Kommunalpolitiker geschlossen für Lückenschluss und gegen Verzögerungstaktik
„Wir machen mobil und kämpfen Schulter an Schulter über alle Parteigrenzen hinweg dafür, dass die A1 endlich fertig gebaut wird “, betont FDP-Kreis-Chef Ulrich van Bebber. Vergangene Woche traf sich der FDP-Kreisvorstand mit Landrat Dr. Jürgen Pföhler und dem Bürgermeister der Verbandsgemeinde Adenau Hermann-Josef Romes vor der Kraftfahrzeug-Zulassungsstelle in Adenau, um auf die Unterschriftenaktion aufmerksam zu machen, an der sich jeder Bürger gratis beteiligen kann.
Auf Antrag der FDP hatte der Kreistag in einer Resolution den unverzüglichen Lückenschluß der Autobahn zwischen Kelberg und Blankenheim gefordert und eine entsprechende Unterschriftenaktion gestartet.
Die Listen, auf denen jeder mit seiner Unterschrift den Weiterbau der Autobahn unterstützen kann, liegen kreisweit aus in den Rathäusern der Städte und Verbandsgemeinden des Kreises, den Geschäftsstellen der Kreissparkasse Ahrweiler, der Volksbank Rhein-Ahr-Eifel, der Raiffeisenbank Grafschaft-Wachtberg sowie in der Kreisverwaltung Ahrweiler und den Außenstellen der Kfz-Zulassung in Adenau, Sinzig und Niederzissen. Auf dem Unterschriftenblatt werden die Landes- und Bundesregierung aufgefordert, sich für die unverzügliche Fertigstellung des Weiterbaus der A1 einzusetzen und auf den Lückenschluss zu drängen.

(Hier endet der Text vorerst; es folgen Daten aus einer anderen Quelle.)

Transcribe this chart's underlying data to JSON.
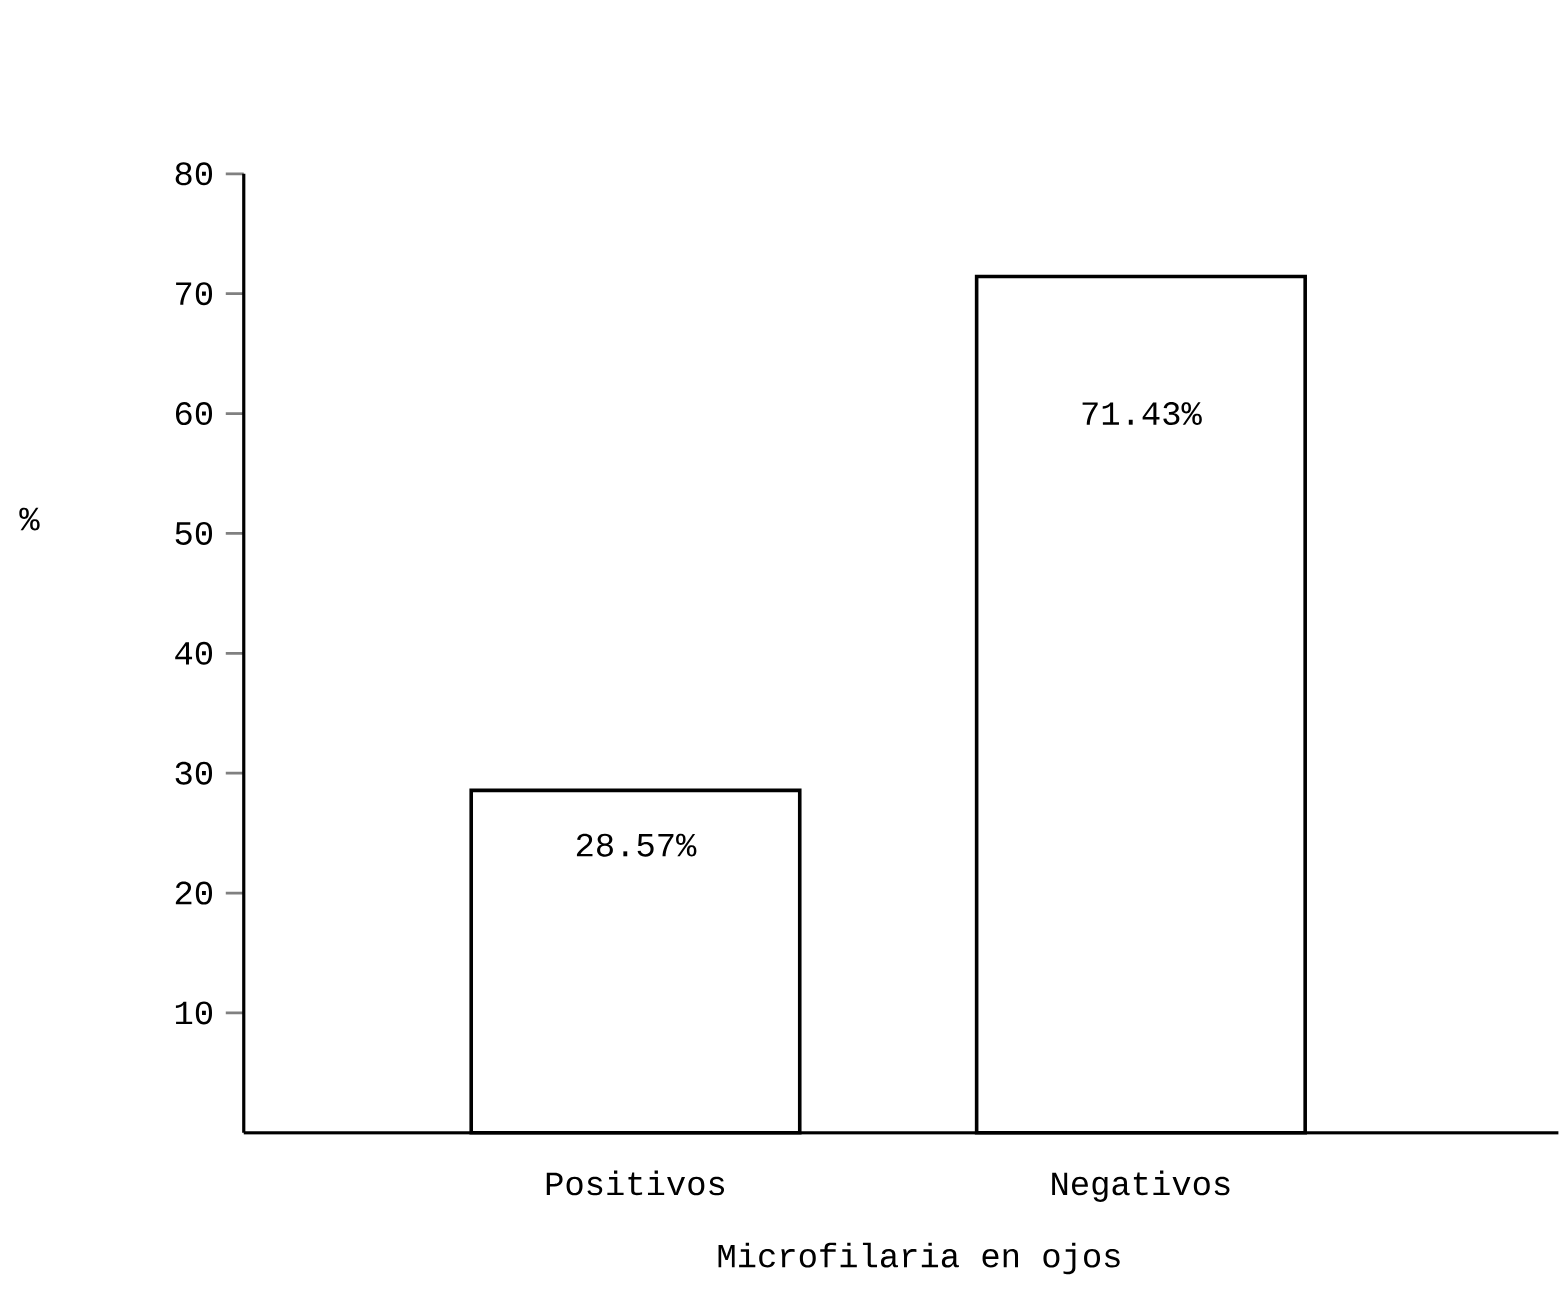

„Wir brauchen jede Unterschrift”, so das liberale Kreistagsmitglied Roderich Graf von Spee, der, obwohl er im Rollstuhl sitzt, eigens aus Sinzig nach Adenau gefahren war, um Flagge zu zeigen. „Ich bin schon alt, aber ich hoffe immer noch, dass ich den Lückenschluss noch erleben darf.” Weite Strecken hatten auch Rosa Maria Müller, die Vorsitzende der FDP-Remagen, sowie die stellvertretende FDP-Kreisvorsitzende Christina Steinheuer aus Grafschaft auf sich genommen. „Für mich hat die A1 die Priorität 1A. Für den Lückenschluss habe ich schon in meinem ersten Wahlkampf zur Landtagswahl 2001 gekämpft, schlimm genug, dass seitdem kein Meter A1 gebaut worden ist”, so Steinheuer. „Hinter dem Projekt Lückenschluss steht die komplette FDP im Kreis Ahrweiler. Das betrifft nicht nur Adenau, das betrifft uns alle, und deshalb unterstützen wir die Adenauer, wo wir nur können”, so van Bebber. „Wer uns beim Unterschriftensammeln helfen will, kann sich das Formular auch von der Internetseite der Kreisverwaltung Ahrweiler herunterladen. Jetzt an Weihnachten und zwischen den Jahren besucht doch jeder Freunde, Bekannte, die Familie und Nachbarn. Nehmen Sie doch einfach ein Blatt mit! Engagieren Sie sich und helfen Sie uns!”
Für den Bürgermeister von Reifferscheid Mike Henneberger kommt mit dem Lückenschluss auch eine bessere touristische Anbindung, Die A1 sei aber nicht nur für die touristische Erschließung der Eifel wichtig, sondern vor allem auch für die Schaffung neuer Arbeitsplätze und den Nürburgring, betonen der Vorsitzende der FDP Adenau, Dr. Manfred Kürsch, sowie die Vorstandsmitglieder Katja Kerschgens und Bert Schäfer. Ohne eine schnelle Anbindung beispielsweise an den Kölner Raum bliebe der westliche Teil des Kreises Ahrweiler, vor allem die Verbandsgemeinde Adenau, unattraktiv für neue Industrie- und Gewerbeansiedlungen oder für einen Pendlerzustrom an Fachkräften aus der Region Euskirchen/Köln. “Das Gewerbegebiet Brohltal ist ein gutes Beispiel, welche positive Wirtschaftsentwicklung einer Autobahnanbindung für den ländlichen Raum hat,” ergänzt van Bebber.
Insgesamt wird bereits seit mehr als 30 Jahren über den Lückenschluss der A1 gesprochen.